Psychiatrists in Canada as well don't acknowledge trauma. I was diagnosed with it right away but I was an extreme example and luckily not psychotic at the time so they could't white wash the trauma away. Not long afterwards though -- when I started to see a psychologist, they started back paddling and tried to retract the PTSD diagnosis to 'iotrragenic' and stating it was my psychologists fault for my PTSD, even thought I had been diagnosed 2 years prior to my seeing the psychologist.

There can be some serious politics involved when it comes to any mental health diagnosis here. Best of luck to you and please keep posting. Sounds like you are doing a terrific job! Well done.
 
I am fortunate to be seeing an excellent trauma psychiatrist who is my main T (there's a thread floating around). She has really pushed me to share my flashbacks - which seem far from real - and I have finally done so. It took a while. This week I was desperate to "take it all back" but being heard and affirmed feels like it has made a difference. I don't feel quite as on edge I did last week. And yep I have been second guessing all this for months and months.
 
Accepting the trauma and working on it has a very strong healing effect, whereas the denial only leads to disaster.
You sound like you’ve reached this conclusion for yourself. Acceptance. It’s so incredibly important.

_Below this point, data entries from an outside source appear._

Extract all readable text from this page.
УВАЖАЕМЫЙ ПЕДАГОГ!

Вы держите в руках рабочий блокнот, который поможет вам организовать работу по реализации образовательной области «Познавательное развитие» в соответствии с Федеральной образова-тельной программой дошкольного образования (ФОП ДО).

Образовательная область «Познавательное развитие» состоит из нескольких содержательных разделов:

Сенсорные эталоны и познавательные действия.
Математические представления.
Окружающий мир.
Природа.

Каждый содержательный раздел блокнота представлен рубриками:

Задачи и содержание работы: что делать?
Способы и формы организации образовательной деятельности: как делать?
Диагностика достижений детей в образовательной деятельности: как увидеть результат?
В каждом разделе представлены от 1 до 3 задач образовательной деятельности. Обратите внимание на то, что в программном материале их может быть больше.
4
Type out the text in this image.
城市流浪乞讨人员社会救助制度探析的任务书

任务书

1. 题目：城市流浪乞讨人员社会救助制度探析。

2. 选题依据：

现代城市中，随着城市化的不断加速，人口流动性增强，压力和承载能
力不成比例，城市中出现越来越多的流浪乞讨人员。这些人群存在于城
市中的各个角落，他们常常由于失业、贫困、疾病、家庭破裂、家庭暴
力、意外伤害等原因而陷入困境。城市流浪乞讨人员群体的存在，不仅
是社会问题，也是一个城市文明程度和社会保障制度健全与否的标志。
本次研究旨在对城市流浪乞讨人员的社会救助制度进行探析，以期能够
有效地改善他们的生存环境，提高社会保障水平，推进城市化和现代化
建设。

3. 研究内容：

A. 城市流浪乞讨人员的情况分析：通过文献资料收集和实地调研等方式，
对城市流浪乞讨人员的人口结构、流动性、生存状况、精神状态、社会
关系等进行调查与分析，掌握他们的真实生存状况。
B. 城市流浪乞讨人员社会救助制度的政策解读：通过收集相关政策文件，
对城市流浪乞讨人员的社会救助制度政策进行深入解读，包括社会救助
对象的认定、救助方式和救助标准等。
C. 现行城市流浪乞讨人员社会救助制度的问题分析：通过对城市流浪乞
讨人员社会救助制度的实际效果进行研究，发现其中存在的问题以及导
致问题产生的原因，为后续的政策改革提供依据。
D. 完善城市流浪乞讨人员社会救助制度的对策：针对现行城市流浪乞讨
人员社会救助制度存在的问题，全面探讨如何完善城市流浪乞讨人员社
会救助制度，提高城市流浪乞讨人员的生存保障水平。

What am I going to accept as ‘real’? Here’s the thing: it didn’t happen exactly the way you remember it. It didn’t. Memory is an incredibly flexible, relative, fluid and constantly imperfect thing. It’s not perfect. So acceptance is about coming to terms with “This is my truth, and I accept it”. Doesn’t mean you like it, or it’s not a big deal, or that it hasn’t had some serious lasting consequences. It just is.

The other thing about acceptance is that the only person who needs to accept your truth? Is you.

Lots of Ts won’t take a position on whether they believe our memories, because it can influence a lot of people on a subconscious level in ways that can do a lot of damage. Some Ts embrace ‘validating’ their patient and enthusiastically support every recovered memory as absolute truth. But a lot of them don’t. A lot of them will stay neutral.

From the T’s perspective, they aren’t treating a person’s memory (that’s for a neurologist). They aren’t treating a person’s trauma (that’s for a historian). They are treating the consequences. The person and package in front of them today. And that’s pretty much irrespective of how accurate the memories are.

Your body seems to give you a very clear message when you try and go down the path of denial. Listen to that. But don’t get hung up on persuading people of your truth. You’re the one who experienced it, and you’re the one living with the consequences. So your acceptance is the only one that matters.

As for reading up on the false memory debate? It’s incredibly political, and misses much of the incredibly interesting, evolving knowledge we have about how memory actually works. So in terms of your recovery and what you need? Investing time in reading about largely politically motivated claptrap probably just isn’t a helpful thing for you to do (which would make you like most of us!).